Ein Vorschlag zur Bestimmung der Kategorie Imperialität ist jetzt erschienen in dem nun publizierten Band zur gleichnamigen interner Link folgtTagung »Kapitalismus reloaded« im November 2005 in Berlin.

Auf dieser Tagung ist es gelungen, unterschiedliche Befunde und Zeitdiagnosen aufeinander zu beziehen und die gegenseitige Kenntnisnahme der Diskussionen zu befördern. Wie ist das Verhältnis von Politik und Ökonomie, von nationalstaatlichen Ressourcen und sich internationalisierenden ökonomischen Strukturen in der gegenwärtigen Welt(un)ordnung beschaffen? Welche Bedeutung haben die Umbrüche in den kapitalistischen Produktionsverhältnissen insbesondere im Hinblick auf neue betriebliche Herrschaftsverhältnisse?

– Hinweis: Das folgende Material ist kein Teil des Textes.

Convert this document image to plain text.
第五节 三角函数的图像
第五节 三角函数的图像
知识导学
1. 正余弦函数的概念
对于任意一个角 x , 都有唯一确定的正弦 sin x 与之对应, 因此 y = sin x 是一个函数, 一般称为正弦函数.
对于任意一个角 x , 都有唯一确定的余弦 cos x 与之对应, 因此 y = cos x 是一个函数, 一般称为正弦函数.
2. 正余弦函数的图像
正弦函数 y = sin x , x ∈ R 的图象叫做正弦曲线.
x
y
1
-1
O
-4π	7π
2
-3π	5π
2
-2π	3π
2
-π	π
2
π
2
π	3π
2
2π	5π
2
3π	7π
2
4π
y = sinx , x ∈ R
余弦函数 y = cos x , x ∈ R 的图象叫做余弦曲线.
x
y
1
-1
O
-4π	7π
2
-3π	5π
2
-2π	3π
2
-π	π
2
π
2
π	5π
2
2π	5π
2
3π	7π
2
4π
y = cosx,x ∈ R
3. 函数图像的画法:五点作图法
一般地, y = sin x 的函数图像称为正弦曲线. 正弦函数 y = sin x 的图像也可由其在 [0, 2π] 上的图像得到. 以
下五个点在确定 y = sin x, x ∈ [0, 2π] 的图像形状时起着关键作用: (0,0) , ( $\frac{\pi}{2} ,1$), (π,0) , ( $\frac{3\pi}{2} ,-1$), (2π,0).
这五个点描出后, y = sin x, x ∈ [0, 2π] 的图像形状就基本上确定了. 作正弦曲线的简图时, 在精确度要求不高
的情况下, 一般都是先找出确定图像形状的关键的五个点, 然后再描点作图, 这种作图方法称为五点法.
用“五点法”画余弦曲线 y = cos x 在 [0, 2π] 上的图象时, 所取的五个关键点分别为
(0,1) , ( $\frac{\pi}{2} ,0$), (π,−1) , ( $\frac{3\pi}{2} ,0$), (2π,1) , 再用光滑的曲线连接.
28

Worin ist die ideologische Mächtigkeit des Neoliberalismus bezogen auf Subjektivitäten, Denkformen und Lebensweisen begründet und wo zeigen sich Risse in der neoliberalen Hegemonie?

Der Kongress »Kapitalismus Reloaded« wurde getragen von Zeitschriftenprojekten wie PROKLA, Das Argument, Sozialismus, Sand im Getriebe, Z., analyse & kritik, Soz, Fantomas, arranca!; von politischen Gruppen wie Attac, Arbeitsschwerpunkt Weltwirtschaft des BUKO, Kritik & Praxis Berlin, FelS, Linksruck; von wissenschaftspolitischen Organisationen wie Assoziation für kritische Gesellschaftsforschung, BdWi, WISSENTransfer; und schließlich Stiftungen wie Rosa Luxemburg, Helle Panke, Bildungswerk Berlin der Heinrich Böll Stiftung, Hans Böckler Stiftung.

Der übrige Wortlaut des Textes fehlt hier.